A unified stack for agentic AI deployment is an end-to-end platform where models, runtimes, data services and hardware across PCs, edge servers and cloud environments share consistent tools, security controls and management so that AI agents can move between them without code rewrites or workflow changes. NVIDIA and Microsoft are building exactly this for Windows and Azure, aiming to remove the fragmentation that usually separates local development from cloud-scale deployment. The stack links RTX Spark PCs, DGX Station for Windows, Azure Local integration, Microsoft Foundry and GPU-accelerated Microsoft Fabric into one environment for AI agents cloud edge developers can target. Instead of choosing separate ecosystems for personal agents, on-premises inference or hosted services, teams can treat Windows as a managed endpoint that plugs into the same identity, governance and data layer used in Azure.

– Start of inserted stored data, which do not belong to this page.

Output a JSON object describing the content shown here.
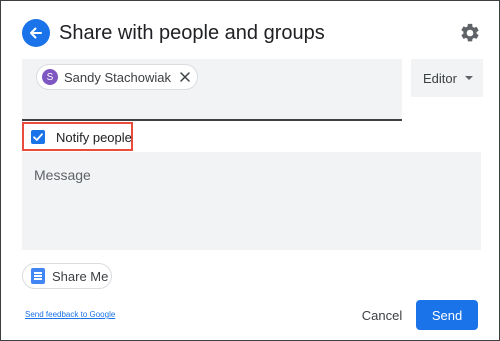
{
  "dialog": {
    "title": "Share with people and groups"
  },
  "recipients": [
    {
      "initial": "S",
      "name": "Sandy Stachowiak"
    }
  ],
  "role": {
    "selected": "Editor"
  },
  "notify": {
    "label": "Notify people",
    "checked": true
  },
  "message": {
    "placeholder": "Message"
  },
  "share_me": {
    "label": "Share Me"
  },
  "footer": {
    "feedback_link": "Send feedback to Google",
    "cancel_label": "Cancel",
    "send_label": "Send"
  },
  "colors": {
    "accent": "#1a73e8",
    "highlight_border": "#e94b3c",
    "avatar": "#7e57c2",
    "field_background": "#f1f3f4"
  },
  "icons": [
    "back-arrow-icon",
    "gear-icon",
    "close-icon",
    "chevron-down-icon",
    "checkmark-icon",
    "document-icon"
  ]
}
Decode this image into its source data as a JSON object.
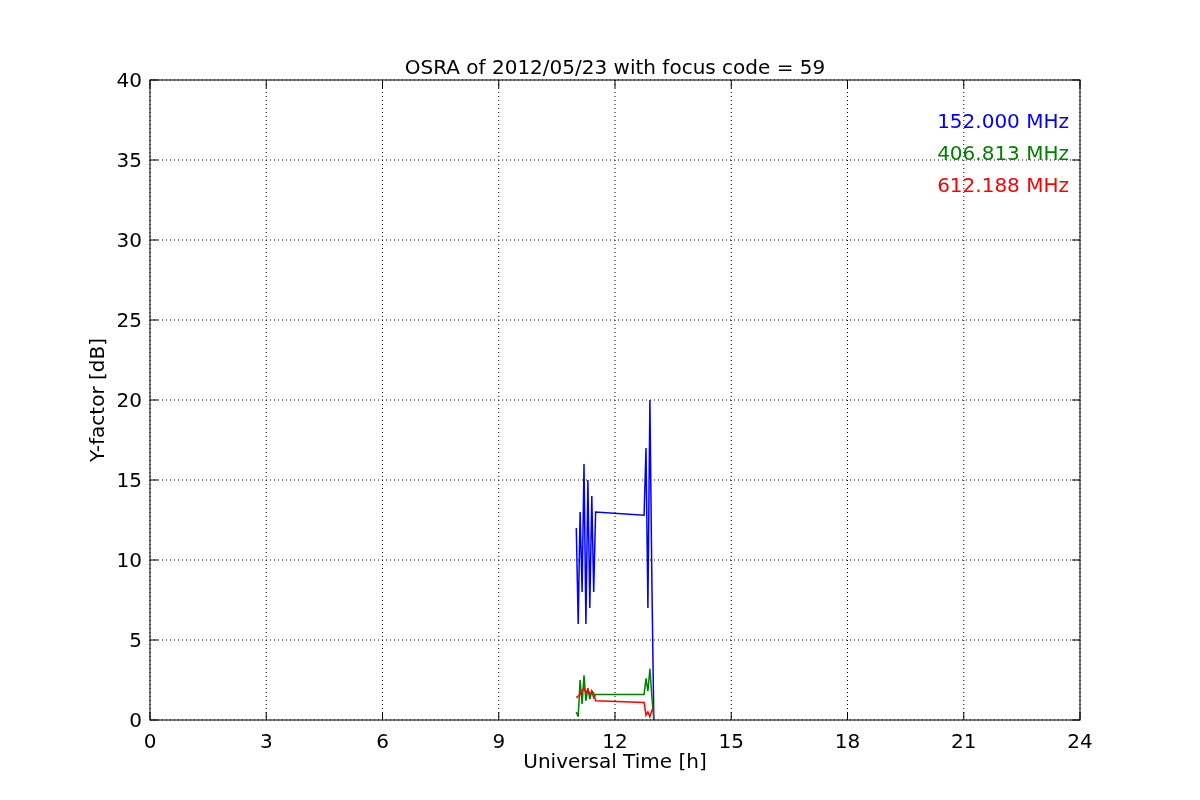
{
  "chart_data": {
    "type": "line",
    "title": "OSRA of 2012/05/23 with focus code = 59",
    "xlabel": "Universal Time [h]",
    "ylabel": "Y-factor [dB]",
    "x": [
      11.0,
      11.05,
      11.1,
      11.15,
      11.2,
      11.25,
      11.3,
      11.35,
      11.4,
      11.45,
      11.5,
      12.75,
      12.8,
      12.85,
      12.9,
      12.95,
      13.0
    ],
    "series": [
      {
        "name": "152.000 MHz",
        "color": "#0000ff",
        "values": [
          12,
          6,
          13,
          8,
          16,
          6,
          15,
          7,
          14,
          8,
          13,
          12.8,
          17,
          7,
          20,
          9,
          0
        ]
      },
      {
        "name": "406.813 MHz",
        "color": "#008000",
        "values": [
          0.5,
          0.2,
          2.5,
          1,
          2.8,
          1.2,
          2,
          1.3,
          1.8,
          1.4,
          1.6,
          1.6,
          2.6,
          1.8,
          3.2,
          1.5,
          0
        ]
      },
      {
        "name": "612.188 MHz",
        "color": "#ff0000",
        "values": [
          1.4,
          1.5,
          1.6,
          1.8,
          2,
          1.7,
          1.9,
          1.6,
          1.8,
          1.7,
          1.2,
          1.1,
          0.3,
          0.5,
          0.2,
          0.6,
          0.8
        ]
      }
    ],
    "grid": true,
    "xlim": [
      0,
      24
    ],
    "ylim": [
      0,
      40
    ],
    "xticks": [
      0,
      3,
      6,
      9,
      12,
      15,
      18,
      21,
      24
    ],
    "yticks": [
      0,
      5,
      10,
      15,
      20,
      25,
      30,
      35,
      40
    ]
  }
}
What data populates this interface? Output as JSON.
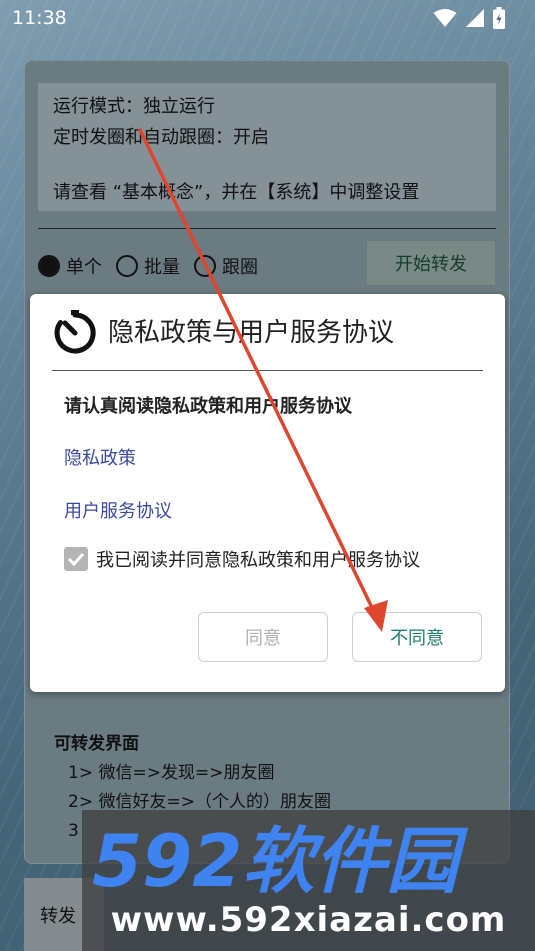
{
  "status_bar": {
    "time": "11:38",
    "icons": [
      "wifi-icon",
      "signal-icon",
      "battery-icon"
    ]
  },
  "main": {
    "info": {
      "line1": "运行模式：独立运行",
      "line2": "定时发圈和自动跟圈：开启",
      "line3": "请查看 “基本概念”，并在【系统】中调整设置"
    },
    "modes": [
      {
        "label": "单个",
        "selected": true
      },
      {
        "label": "批量",
        "selected": false
      },
      {
        "label": "跟圈",
        "selected": false
      }
    ],
    "start_button": "开始转发",
    "pages": {
      "title": "可转发界面",
      "items": [
        "1> 微信=>发现=>朋友圈",
        "2> 微信好友=>（个人的）朋友圈",
        "3"
      ]
    },
    "bottom_tab": "转发"
  },
  "dialog": {
    "title": "隐私政策与用户服务协议",
    "subtitle": "请认真阅读隐私政策和用户服务协议",
    "link_privacy": "隐私政策",
    "link_terms": "用户服务协议",
    "agree_checkbox_label": "我已阅读并同意隐私政策和用户服务协议",
    "agree_checked": true,
    "agree_button": "同意",
    "disagree_button": "不同意"
  },
  "watermark": {
    "logo_text": "592软件园",
    "url": "www.592xiazai.com"
  },
  "colors": {
    "arrow": "#e0452d",
    "link": "#3b4aa0",
    "disagree": "#1f7d6e",
    "watermark_logo": "#3f83f0"
  }
}
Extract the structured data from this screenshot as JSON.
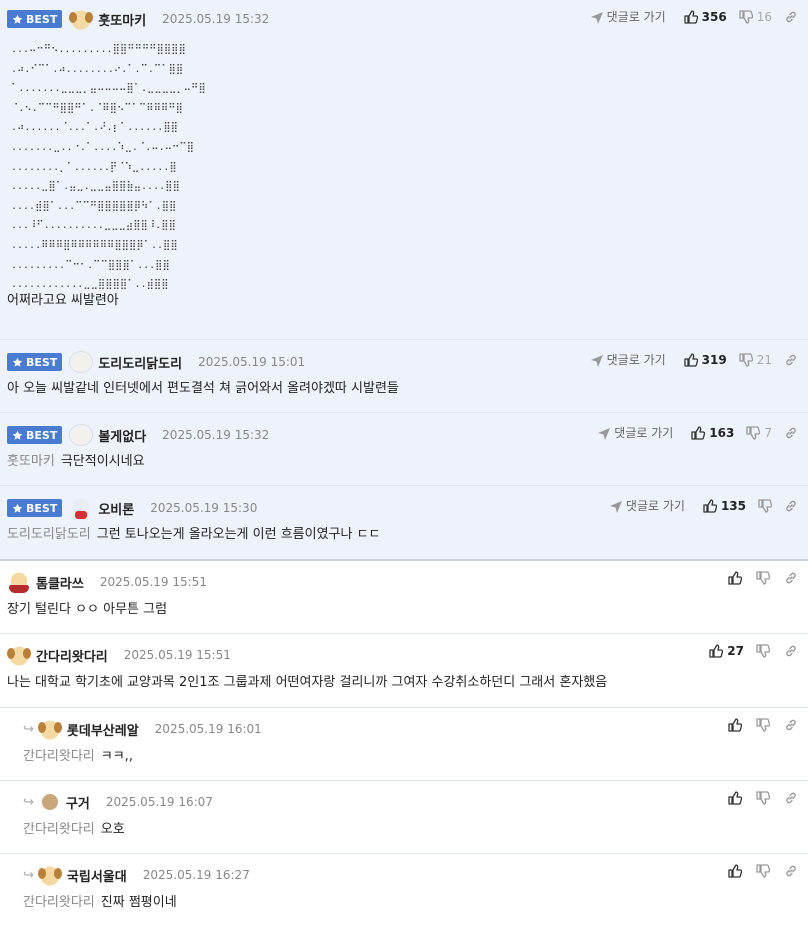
{
  "labels": {
    "best": "BEST",
    "reply_go": "댓글로 가기"
  },
  "colors": {
    "best_badge": "#4a7bd3",
    "best_bg": "#eef2fa"
  },
  "comments": [
    {
      "nick": "훗또마키",
      "date": "2025.05.19 15:32",
      "up": "356",
      "down": "16",
      "ascii_art": [
        "...⠤⠒⠛⠢.........⣿⣿⠛⠛⠛⠛⣿⣿⣿⣿",
        ".⠴.⠊⠉⠁.⠴........⠔.⠁.⠉.⠉⠁⣿⣿",
        "⠁.......⣀⣀⣀⡀⣤⠤⠤⠤⠤⣿⠁.⣀⣀⣀⣀⡀⠤⠛⣿",
        "⠈.⠢.⠉⠉⠛⣿⣿⠛⠁.⠈⠿⣿⠢⠉⠁⠉⠿⠿⠿⠛⣿",
        ".⠴......⠈...⠁.⠜.⡆⠁......⣿⣿",
        ".......⣀..⠐.⠁....⠱⣀.⠈.⠤.⠤⠒⠉⣿",
        "........⡀⠁......⡟⠈⠱⣀.....⣿",
        ".....⣀⣿⠁.⣤⣀.⣀⣀⣤⣿⣿⣷⣤....⣿⣿",
        "....⣾⣿⠁...⠉⠉⠛⣿⣿⣿⣿⣿⡿⠳⠁.⣿⣿",
        "...⠸⠋..........⣀⣀⣀⣴⣿⣿⠸.⣿⣿",
        ".....⠿⠿⠿⣿⠿⠿⠿⠿⠿⠿⣿⣿⣿⡿⠁..⣿⣿",
        ".........⠉⠒⠂.⠉⠉⣿⣿⣿⠁...⣿⣿",
        "............⣀⣀⣿⣿⣿⣿⠁..⣾⣿⣿"
      ],
      "text": "어쩌라고요 씨발련아"
    },
    {
      "nick": "도리도리닭도리",
      "date": "2025.05.19 15:01",
      "up": "319",
      "down": "21",
      "text": "아 오늘 씨발같네 인터넷에서 편도결석 쳐 긁어와서 올려야겠따 시발련들"
    },
    {
      "nick": "볼게없다",
      "date": "2025.05.19 15:32",
      "up": "163",
      "down": "7",
      "ref": "훗또마키",
      "text": "극단적이시네요"
    },
    {
      "nick": "오비론",
      "date": "2025.05.19 15:30",
      "up": "135",
      "ref": "도리도리닭도리",
      "text": "그런 토나오는게 올라오는게 이런 흐름이였구나 ㄷㄷ"
    },
    {
      "nick": "톰클라쓰",
      "date": "2025.05.19 15:51",
      "text": "장기 털린다 ㅇㅇ 아무튼 그럼"
    },
    {
      "nick": "간다리왓다리",
      "date": "2025.05.19 15:51",
      "up": "27",
      "text": "나는 대학교 학기초에 교양과목 2인1조 그룹과제 어떤여자랑 걸리니까 그여자 수강취소하던디 그래서 혼자했음"
    },
    {
      "nick": "롯데부산레알",
      "date": "2025.05.19 16:01",
      "ref": "간다리왓다리",
      "text": "ㅋㅋ,,"
    },
    {
      "nick": "구거",
      "date": "2025.05.19 16:07",
      "ref": "간다리왓다리",
      "text": "오호"
    },
    {
      "nick": "국립서울대",
      "date": "2025.05.19 16:27",
      "ref": "간다리왓다리",
      "text": "진짜 쩜평이네"
    }
  ]
}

NVIDIA and Microsoft Unite a Single Stack for AI Agents from PC to Cloud

RTX Spark PCs and DGX Station Turn Windows into an AI Agent Platform

At the device level, the NVIDIA Microsoft partnership centers on reimagining Windows machines as first-class hosts for agents. RTX Spark PCs are the first Windows systems purpose-built for personal agents, offering 1 petaflop of AI performance and up to 128 GB of unified memory for local inference, coding copilots and multimodal assistants. According to NVIDIA, RTX Spark systems from Microsoft Surface, ASUS, Dell, HP, Lenovo and MSI will ship with full AI and graphics performance even when unplugged. For enterprise desks, DGX Station for Windows extends the same agentic AI deployment model, using the GB300 Grace Blackwell Ultra Desktop Superchip with up to 748 GB of coherent memory and 20 petaflops of FP4 performance. This lets teams run models approaching 1 trillion parameters on-premises while still benefiting from Windows security, device management and Linux AI toolchains via Windows Subsystem for Linux.

OpenShell, Execution Containers and Secure Agent Runtimes

Hardware alone cannot make agentic AI safe or scalable, so NVIDIA and Microsoft are adding a shared control layer for how agents run. OpenShell, NVIDIA’s secure-by-design runtime for autonomous agents, is being brought to Windows on top of Microsoft Execution Containers, giving enterprises policy-driven control over what an agent can access at runtime. This means developers can define which data sources, tools or APIs each agent is allowed to touch, and enforce those rules consistently on RTX Spark PCs, DGX Station for Windows and Azure-hosted workloads. The same OpenShell runtime also underpins agents exposed through GitHub Copilot and Foundry services, helping teams reuse governance policies as agents move from experiments on laptops to always-on services in the cloud. In practice, this reduces the need for separate security reviews or containerization approaches when shifting deployments between local and remote environments.

From Local Machines to Azure Local, Foundry and Fabric

Beyond Windows devices, the unified stack stretches into Azure Local and Microsoft Foundry so developers can run the same agents across edge and cloud infrastructure. Enterprises can start by prototyping an agent on RTX Spark or DGX Station for Windows, then promote it to Azure Local integration when they need on-premises clusters managed through Azure, or to Foundry Agent Service for hosted, identity-aware deployments. NVIDIA’s open models, including Nemotron 3 Ultra for long-running reasoning and Nemotron 3.5 ASR and Content Safety, are available on Foundry managed compute and can be combined with Anthropic and OpenAI models. At the data layer, Microsoft Fabric Data Warehouse now includes NVIDIA accelerated computing, which Microsoft reports delivers up to 6x faster SQL execution than CPU baselines for high-concurrency workloads. This performance helps agents continuously query and reason over large enterprise datasets without bottlenecks.

Why This Matters for Enterprise AI Agent Adoption

The integrated NVIDIA–Microsoft stack is less about any single product and more about removing friction in agentic AI deployment. Developers no longer need to maintain separate toolchains for local RTX Spark PCs, on-prem DGX Station systems and Azure cloud services; Windows becomes a consistent endpoint that connects to the same agent runtimes, identity controls and data services as Azure Local and Foundry. This flexibility allows teams to run cost-sensitive or latency-critical workloads locally while scaling spiky or compute-heavy tasks to cloud infrastructure. It also brings physical AI and autonomous systems into the same environment, as NVIDIA’s Cosmos 3 and physical AI skills integrate with Azure’s Physical AI Toolchain. For enterprises, the result is a clearer path from prototype agents on a developer laptop to production-grade, governed agents operating across PCs, edge hardware and AI factories, accelerating mainstream adoption.